American conservatives in search of novelty and excitement almost always begin by turning their backs on our ancient liberties, especially our economic liberties, and generally end up under the sway of some foreign caudillo (Franco! Pinochet! Putin! Orbán!) or some exotic fanaticism (Neo-Nationalism! Integralism! Habsburg legitimism!), or else veer off predictably into race obsession and other distasteful enthusiasms of that nature. Because the hatred of adjacent heretics is more intimate and more intense than the hatred of distant infidels, these rightists end up doing things that would be otherwise inexplicable, e.g., making common cause with the Marxists so long as doing so gets up the noses of one or two of the three remaining active neoconservatives and the president of the Libertarian Club of Knockemstiff, Ohio.
(There are ordinary career-building and financial incentives in play, too, but let’s set those aside for the moment.)

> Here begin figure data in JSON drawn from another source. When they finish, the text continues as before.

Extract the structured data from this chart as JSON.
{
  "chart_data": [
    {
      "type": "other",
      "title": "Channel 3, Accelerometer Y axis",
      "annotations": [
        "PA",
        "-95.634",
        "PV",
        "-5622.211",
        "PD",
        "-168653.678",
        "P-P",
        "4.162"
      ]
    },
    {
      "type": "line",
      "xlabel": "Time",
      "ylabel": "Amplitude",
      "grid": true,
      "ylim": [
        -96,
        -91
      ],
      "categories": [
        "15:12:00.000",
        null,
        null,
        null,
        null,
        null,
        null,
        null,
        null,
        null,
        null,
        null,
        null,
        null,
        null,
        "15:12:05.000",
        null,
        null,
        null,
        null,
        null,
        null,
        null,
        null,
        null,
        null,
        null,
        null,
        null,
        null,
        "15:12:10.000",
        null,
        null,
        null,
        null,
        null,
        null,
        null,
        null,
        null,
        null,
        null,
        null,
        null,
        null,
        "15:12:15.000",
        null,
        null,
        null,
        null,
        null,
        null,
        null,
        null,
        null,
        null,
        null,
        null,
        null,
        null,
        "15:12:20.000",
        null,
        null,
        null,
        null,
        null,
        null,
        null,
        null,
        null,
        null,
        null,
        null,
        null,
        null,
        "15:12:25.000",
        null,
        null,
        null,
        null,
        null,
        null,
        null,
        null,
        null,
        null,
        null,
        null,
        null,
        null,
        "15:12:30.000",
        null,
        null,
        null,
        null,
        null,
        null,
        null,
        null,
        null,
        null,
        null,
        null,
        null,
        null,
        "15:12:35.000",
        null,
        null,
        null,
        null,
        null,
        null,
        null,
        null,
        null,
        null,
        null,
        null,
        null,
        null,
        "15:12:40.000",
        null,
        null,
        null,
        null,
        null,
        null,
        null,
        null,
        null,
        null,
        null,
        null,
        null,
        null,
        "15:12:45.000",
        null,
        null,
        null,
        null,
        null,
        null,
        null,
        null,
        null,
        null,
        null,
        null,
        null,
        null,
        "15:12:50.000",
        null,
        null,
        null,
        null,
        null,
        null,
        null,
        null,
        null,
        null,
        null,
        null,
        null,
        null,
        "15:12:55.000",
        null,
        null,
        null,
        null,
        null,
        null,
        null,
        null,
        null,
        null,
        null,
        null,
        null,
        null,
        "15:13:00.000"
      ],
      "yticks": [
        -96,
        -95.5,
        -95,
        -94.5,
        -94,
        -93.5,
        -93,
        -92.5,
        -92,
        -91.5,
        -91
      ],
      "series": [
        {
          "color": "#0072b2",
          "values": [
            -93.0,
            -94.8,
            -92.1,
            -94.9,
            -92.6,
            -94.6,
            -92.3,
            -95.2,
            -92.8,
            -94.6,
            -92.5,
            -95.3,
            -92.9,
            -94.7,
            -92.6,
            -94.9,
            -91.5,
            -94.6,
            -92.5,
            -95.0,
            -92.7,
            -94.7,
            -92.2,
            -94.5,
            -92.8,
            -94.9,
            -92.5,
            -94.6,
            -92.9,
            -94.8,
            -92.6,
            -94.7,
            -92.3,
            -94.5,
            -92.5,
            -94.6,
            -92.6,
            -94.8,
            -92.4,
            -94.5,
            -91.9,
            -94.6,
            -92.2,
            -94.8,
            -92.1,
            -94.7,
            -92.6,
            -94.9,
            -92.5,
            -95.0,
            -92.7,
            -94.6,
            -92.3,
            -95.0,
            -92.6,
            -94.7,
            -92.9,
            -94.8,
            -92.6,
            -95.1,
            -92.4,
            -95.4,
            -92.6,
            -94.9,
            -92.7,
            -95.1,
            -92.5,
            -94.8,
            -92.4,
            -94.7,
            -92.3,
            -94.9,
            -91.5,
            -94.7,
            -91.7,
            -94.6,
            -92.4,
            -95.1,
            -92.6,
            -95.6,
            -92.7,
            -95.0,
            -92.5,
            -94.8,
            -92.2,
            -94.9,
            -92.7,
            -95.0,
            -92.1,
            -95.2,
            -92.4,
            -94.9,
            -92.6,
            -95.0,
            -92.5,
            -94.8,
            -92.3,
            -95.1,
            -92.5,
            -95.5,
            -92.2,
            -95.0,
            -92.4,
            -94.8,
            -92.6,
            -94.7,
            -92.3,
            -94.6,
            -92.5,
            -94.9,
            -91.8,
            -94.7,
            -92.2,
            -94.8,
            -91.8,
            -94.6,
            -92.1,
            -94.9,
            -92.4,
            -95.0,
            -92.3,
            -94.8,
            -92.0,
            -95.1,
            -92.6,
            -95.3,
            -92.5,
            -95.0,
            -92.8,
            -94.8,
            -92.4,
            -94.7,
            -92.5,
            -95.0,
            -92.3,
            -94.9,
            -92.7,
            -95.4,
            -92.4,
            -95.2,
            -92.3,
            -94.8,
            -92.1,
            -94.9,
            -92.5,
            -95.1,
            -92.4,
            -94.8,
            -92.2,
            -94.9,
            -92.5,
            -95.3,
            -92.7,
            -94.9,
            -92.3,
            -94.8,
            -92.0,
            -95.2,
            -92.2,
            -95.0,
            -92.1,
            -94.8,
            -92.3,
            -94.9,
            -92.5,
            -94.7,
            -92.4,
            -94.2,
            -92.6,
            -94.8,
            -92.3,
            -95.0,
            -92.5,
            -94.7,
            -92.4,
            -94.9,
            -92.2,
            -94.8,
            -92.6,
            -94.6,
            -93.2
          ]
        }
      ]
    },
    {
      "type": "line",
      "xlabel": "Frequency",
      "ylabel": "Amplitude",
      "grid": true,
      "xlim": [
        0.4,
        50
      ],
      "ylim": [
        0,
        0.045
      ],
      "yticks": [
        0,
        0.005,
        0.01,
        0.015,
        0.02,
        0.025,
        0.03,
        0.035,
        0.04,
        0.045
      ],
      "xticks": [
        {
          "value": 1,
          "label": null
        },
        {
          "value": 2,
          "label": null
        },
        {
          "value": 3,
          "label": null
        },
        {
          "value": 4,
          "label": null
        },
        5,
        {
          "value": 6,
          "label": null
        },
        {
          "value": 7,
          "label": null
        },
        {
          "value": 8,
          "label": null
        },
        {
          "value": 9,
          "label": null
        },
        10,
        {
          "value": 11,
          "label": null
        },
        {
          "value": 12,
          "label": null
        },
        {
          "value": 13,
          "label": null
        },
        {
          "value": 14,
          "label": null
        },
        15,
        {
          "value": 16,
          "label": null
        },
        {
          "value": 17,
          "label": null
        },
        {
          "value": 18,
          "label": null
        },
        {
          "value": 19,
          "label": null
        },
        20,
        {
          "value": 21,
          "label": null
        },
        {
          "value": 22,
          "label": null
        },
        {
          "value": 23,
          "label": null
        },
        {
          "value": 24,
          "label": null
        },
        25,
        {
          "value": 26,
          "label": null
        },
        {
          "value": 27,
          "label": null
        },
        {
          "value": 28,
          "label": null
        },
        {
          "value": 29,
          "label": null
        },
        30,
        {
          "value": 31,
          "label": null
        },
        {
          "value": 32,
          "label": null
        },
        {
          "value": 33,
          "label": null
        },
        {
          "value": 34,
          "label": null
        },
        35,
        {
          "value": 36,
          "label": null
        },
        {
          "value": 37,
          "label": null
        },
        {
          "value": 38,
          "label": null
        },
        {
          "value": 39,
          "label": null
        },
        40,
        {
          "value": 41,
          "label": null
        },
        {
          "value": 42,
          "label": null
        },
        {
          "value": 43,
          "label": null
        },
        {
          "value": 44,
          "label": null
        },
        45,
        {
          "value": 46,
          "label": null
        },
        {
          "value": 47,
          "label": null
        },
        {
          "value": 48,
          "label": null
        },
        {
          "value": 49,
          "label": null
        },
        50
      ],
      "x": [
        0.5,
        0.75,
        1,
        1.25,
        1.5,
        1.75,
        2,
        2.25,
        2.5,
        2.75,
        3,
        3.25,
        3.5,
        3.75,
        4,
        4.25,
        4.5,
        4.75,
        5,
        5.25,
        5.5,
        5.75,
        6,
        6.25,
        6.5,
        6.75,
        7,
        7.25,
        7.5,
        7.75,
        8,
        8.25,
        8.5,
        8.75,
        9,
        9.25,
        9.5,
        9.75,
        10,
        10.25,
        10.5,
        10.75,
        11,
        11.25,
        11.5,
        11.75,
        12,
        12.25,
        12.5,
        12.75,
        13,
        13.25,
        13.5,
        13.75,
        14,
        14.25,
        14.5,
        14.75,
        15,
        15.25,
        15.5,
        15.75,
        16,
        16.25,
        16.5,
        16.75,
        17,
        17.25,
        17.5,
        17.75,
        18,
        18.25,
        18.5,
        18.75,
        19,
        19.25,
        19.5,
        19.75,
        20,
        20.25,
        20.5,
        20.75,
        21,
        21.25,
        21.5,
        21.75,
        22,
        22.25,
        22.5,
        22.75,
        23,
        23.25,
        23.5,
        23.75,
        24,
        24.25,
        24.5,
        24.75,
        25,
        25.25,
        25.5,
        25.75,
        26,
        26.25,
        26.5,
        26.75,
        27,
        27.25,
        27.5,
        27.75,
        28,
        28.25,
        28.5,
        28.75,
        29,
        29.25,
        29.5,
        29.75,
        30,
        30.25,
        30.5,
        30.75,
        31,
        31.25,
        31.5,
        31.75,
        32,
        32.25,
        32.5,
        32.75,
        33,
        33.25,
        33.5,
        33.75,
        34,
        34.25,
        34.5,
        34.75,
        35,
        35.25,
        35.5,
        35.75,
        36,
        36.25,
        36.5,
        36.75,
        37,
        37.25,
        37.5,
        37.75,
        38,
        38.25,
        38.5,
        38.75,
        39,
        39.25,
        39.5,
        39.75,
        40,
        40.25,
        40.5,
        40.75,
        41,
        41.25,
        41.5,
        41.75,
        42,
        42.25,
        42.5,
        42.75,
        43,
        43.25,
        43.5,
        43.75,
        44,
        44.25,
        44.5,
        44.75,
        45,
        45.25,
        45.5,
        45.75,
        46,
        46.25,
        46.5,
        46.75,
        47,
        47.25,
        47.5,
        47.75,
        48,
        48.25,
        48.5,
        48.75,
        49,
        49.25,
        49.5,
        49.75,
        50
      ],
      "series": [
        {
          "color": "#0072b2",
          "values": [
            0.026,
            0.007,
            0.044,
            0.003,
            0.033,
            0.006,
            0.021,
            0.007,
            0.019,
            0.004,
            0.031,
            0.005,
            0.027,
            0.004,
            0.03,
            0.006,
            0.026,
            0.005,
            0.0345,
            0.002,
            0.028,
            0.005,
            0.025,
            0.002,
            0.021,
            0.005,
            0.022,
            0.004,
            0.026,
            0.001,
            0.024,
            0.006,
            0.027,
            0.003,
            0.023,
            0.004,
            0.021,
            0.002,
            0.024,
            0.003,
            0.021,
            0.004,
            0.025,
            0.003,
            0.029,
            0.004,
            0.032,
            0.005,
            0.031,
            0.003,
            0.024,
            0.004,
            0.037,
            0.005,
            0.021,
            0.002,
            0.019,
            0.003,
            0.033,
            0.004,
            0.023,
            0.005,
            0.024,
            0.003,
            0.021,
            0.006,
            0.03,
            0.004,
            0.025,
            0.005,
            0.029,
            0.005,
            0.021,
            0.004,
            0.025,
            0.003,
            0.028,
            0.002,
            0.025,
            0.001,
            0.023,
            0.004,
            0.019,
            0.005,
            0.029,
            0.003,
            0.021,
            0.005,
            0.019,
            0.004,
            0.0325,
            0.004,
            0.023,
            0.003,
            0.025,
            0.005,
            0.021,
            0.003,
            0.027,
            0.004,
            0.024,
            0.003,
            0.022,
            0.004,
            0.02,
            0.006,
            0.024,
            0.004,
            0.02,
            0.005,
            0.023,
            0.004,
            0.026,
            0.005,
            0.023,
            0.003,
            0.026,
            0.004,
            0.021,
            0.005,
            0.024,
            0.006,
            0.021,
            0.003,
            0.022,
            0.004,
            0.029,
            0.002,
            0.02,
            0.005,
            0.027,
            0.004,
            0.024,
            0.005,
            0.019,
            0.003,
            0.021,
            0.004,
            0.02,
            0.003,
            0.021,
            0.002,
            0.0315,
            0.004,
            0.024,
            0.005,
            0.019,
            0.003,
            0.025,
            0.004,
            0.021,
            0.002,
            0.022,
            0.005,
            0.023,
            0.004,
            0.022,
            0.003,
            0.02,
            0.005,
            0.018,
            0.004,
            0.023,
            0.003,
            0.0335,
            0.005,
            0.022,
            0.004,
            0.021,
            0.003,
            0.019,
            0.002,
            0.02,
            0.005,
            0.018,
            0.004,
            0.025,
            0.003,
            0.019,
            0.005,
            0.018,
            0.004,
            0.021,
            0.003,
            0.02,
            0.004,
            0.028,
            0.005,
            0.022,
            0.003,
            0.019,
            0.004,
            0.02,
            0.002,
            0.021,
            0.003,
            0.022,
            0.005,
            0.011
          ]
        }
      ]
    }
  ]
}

The old “fusionist” approach to conservatism was based on the various right-wing factions’ having policy preferences and priorities that were in the best-case scenario complementary but in any case at least not mutually exclusive: Smith, who desired a more assertive U.S. foreign policy, found a reliable partner in Jones, whose main interest was minimizing economic regulation. Those who prized economic liberty could work with Irving Kristol’s “two cheers for capitalism,” but “Smash Capitalism!” is a very different kind of proposition. I don’t object to Le Pen’s offering to elevate the socialists or to Ahmari’s joint effort with the Marxists — these are their natural allies in the project of subjecting economic life to political regimentation. That project may be understood as conservatism in Aix-en-Provence or Castilla y León, but — call me parochial — I don’t think it can be understood that way in Houston or Jacksonville. With all due respect to this magazine’s beloved founder, I am not sure that there is any such thing as a “radical conservative,” and bitter experience suggests that radical rightism very often ends up running into the same ditch as radical leftism.
You can have the excitement, the radicalism, and the strange new respect for socialism — I’ll take boring old liberty and property rights, and the necessary means to defend them.